Je viens de découvrir une intéressante déclaration d’un certain Hamon, Benoît de son prénom, caution de gauche du Parti socialiste dans le civil, tout pareil dans le boulot.
Et je ne doute pas que celle-ci, nonobstant son côté un peu datée (elle remonte à dimanche dernier, tu me pardonneras ce désastreux manque de réactivité), suscitera ton intérêt comme elle a éveillé le mien.
Au soir du premier tour des élections régionales, donc, Hamon Benoît a pronostiqué, rapporte Libération, l’imminence d’« une cure d’austérité sans précédent ».
Et a émis l’hypothèse que le gouvernement allait mettre celle-ci en œuvre dès le deuxième tour terminé, emballé-c’est-pesé-une-bonne-chose-de-faite.
Et ?
Ben… c’est tout.
Je voulais juste te signaler que j’étais d’accord avec B. Hamon.
Et te faire remarquer que je pense itou que l’austérité qui vient sera mémorable, féroce coup de bâton qui va t’en faire baver un max et te laisser exsangue.
Voilà.
Ah…
Que je te dise, aussi : Hamon B. a ajouté un petit truc, ensuite.
Il a appelé, rapporte toujours Libération, les électeurs à « amplifier » le score de la gauche au second tour pour constituer des « boucliers sociaux ».
Lesquels boucliers - tu l’auras compris - protégeront la population de la politique d’austérité que la droite va mettre en œuvre.

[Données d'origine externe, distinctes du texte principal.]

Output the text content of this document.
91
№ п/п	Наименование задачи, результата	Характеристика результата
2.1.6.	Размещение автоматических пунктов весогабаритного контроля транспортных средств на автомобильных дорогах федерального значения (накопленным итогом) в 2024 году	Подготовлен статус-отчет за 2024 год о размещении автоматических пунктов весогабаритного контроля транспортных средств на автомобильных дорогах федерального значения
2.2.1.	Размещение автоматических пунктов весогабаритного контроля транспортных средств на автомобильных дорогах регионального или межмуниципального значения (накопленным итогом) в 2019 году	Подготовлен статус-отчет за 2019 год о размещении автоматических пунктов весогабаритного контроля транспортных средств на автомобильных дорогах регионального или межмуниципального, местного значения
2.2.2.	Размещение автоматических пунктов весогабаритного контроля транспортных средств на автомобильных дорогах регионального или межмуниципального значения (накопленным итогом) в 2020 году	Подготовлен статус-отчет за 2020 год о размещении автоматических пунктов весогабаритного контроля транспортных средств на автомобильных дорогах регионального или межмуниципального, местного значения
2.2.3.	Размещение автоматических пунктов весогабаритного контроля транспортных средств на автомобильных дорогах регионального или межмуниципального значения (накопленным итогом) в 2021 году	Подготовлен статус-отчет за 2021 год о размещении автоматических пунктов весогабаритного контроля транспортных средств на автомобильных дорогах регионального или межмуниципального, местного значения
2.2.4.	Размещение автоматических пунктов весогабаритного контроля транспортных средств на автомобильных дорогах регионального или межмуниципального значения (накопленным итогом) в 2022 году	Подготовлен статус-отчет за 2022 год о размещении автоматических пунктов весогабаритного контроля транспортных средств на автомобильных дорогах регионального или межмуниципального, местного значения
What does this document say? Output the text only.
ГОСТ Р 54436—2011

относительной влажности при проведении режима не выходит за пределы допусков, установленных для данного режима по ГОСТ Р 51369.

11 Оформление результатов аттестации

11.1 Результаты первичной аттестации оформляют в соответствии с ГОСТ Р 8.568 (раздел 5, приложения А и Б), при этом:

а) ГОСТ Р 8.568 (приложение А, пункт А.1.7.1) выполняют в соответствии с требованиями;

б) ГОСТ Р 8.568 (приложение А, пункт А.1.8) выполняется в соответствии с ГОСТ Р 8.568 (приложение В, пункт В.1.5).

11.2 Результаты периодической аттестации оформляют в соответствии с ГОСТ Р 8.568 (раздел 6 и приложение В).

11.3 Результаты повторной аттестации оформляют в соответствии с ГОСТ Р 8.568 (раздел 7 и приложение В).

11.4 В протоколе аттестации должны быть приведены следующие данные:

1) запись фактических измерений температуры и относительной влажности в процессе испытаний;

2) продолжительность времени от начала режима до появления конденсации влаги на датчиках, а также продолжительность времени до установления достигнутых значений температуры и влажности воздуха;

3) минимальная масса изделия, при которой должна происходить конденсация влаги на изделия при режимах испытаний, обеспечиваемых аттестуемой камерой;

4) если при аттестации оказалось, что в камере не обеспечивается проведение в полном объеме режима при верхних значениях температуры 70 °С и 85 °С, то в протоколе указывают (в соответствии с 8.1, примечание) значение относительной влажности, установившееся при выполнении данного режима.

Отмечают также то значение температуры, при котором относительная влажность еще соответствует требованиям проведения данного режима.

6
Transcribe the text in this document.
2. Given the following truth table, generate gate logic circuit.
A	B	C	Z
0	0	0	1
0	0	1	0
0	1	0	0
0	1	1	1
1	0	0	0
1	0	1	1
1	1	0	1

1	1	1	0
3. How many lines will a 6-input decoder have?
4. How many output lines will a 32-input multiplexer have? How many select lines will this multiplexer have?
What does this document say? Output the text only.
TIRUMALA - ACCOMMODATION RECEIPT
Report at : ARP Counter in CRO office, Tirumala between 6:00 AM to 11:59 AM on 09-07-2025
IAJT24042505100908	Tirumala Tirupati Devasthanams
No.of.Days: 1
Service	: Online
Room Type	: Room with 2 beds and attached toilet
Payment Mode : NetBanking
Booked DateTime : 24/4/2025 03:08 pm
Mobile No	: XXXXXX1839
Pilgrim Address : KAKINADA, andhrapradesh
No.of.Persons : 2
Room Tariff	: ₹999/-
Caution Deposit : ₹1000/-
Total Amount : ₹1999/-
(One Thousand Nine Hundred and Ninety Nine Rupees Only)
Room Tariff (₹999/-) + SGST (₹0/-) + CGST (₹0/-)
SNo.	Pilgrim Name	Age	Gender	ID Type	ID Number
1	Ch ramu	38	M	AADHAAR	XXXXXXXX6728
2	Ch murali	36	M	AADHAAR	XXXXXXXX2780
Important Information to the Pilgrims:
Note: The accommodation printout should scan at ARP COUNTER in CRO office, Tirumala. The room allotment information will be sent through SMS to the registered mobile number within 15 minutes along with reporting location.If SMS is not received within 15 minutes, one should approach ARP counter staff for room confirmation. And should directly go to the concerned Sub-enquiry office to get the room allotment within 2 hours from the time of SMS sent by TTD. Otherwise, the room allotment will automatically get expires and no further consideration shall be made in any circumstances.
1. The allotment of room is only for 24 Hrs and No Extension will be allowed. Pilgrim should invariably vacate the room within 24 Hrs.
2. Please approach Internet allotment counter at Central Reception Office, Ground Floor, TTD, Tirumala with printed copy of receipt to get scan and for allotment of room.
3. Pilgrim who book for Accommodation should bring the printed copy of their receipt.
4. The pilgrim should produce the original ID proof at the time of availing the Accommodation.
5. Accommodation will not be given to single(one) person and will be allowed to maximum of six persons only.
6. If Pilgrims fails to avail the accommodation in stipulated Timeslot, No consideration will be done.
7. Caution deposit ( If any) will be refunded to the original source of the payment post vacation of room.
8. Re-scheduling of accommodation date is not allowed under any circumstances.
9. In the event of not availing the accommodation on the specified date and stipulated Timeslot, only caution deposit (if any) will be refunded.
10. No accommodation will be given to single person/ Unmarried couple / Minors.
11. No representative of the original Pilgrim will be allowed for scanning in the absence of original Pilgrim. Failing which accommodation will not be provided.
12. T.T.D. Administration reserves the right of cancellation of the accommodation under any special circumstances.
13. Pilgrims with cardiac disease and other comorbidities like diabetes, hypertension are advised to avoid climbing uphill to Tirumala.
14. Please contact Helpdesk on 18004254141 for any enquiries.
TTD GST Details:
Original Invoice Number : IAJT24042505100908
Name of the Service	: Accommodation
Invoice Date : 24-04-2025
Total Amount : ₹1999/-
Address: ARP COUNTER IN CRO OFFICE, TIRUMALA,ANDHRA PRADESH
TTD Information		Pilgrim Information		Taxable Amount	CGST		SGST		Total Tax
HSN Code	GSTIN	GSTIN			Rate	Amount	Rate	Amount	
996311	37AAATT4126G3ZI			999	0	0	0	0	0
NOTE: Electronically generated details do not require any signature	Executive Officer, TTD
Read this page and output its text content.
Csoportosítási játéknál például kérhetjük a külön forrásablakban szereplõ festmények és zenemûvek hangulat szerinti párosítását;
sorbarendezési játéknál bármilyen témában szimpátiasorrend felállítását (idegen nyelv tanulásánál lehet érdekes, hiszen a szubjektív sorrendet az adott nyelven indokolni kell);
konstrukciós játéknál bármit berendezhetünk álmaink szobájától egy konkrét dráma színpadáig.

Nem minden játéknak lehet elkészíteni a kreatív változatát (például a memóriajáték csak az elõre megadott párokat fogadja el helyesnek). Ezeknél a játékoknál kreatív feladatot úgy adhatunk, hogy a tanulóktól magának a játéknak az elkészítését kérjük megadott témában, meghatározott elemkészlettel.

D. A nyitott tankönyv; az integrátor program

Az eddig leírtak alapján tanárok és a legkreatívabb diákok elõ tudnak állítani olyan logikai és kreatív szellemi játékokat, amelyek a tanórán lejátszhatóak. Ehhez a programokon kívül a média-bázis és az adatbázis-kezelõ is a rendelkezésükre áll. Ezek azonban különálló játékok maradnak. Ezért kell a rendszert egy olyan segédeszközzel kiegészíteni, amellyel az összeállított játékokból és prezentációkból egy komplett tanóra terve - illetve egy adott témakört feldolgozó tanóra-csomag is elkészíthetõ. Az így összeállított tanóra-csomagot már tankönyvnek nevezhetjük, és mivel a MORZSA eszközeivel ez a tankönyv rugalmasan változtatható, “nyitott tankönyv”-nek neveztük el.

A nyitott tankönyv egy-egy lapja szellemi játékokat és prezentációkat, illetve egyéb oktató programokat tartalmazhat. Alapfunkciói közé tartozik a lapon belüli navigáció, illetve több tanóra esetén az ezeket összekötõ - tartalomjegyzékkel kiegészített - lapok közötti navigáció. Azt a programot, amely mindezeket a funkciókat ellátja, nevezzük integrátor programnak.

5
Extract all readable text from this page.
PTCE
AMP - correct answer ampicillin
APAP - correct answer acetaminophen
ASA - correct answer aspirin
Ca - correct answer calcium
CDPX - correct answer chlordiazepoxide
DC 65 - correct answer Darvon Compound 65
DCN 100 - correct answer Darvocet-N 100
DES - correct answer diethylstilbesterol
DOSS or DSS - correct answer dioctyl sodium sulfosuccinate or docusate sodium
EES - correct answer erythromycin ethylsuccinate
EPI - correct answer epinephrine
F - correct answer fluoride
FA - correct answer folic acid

Comme des para-rigueurs, en somme.
Sur le même mode - si tu veux des comparaisons historiques malvenues - que ce Philippe P. ayant protégé, en des temps troublés, le peuple français des rigueurs de l’occupation germanique - heureusement qu’il était là…
Et ?
Rien…
Je me demande juste si Benoît H. parle grec.
Et s’il a saisi le sens de ce grand cri lancé par les électeurs hellènes à l’intention des socialistes : γαμημένη !
Façon de très affectueusement apostropher un gouvernement de gauche ayant si bien joué son rôle de bouclier contre l’austérité qu’il ne mérite d’autre petit nom que celui de « connard ».
Lui qui a su mettre en œuvre de violentes coupes dans les salaires des fonctionnaires.
Qui a augmenté en priorité les impôts les plus inégalitaires.
Et qui s’apprête aujourd’hui1 à faire appel au FMI (d’ailleurs dirigé par un célèbre bouclier socialiste, Don-(Juan)-Strauss-Kahn), le Premier ministre George Papandréou allant jusqu’à expliquer que l’institution ne va « pas demander plus » en matière d’austérité que les mesures déjà engagées2.
Et donc : Yαμημένη !
Je me dis aussi - tant qu’on y est - que Hamon B. n’entrave pas grand chose à cette clameur poussée, à l’attention des socialistes, par de nombreux électeurs espagnols : pendejo !
Que lui échappe tout autant le sens de cette violente exclamation adressée aux socialistes par bon nombre d’électeurs portugais : bicho-de-pé !
Et qu’il ne comprend pas plus cette brutale apostrophe qu’une écrasante majorité d’électeurs islandais vient, à l’occasion d’un récent référendum, de jeter à la face des socialistes : kunta !
Il saurait sinon que les Portugais, les Espagnols et les Islandais - tous victimes de très récents plans de rigueur mis en œuvre par des gouvernements socialistes n’ayant aucun scrupules à pratiquer augmentations d’impôts, coupes dans les budgets publics et gels des salaires des fonctionnaires pour satisfaire les marchés - que ces trois peuples, disais-je, n’ignorent désormais plus rien de la très relative efficacité du bouclier social brandi par ses camarades européens.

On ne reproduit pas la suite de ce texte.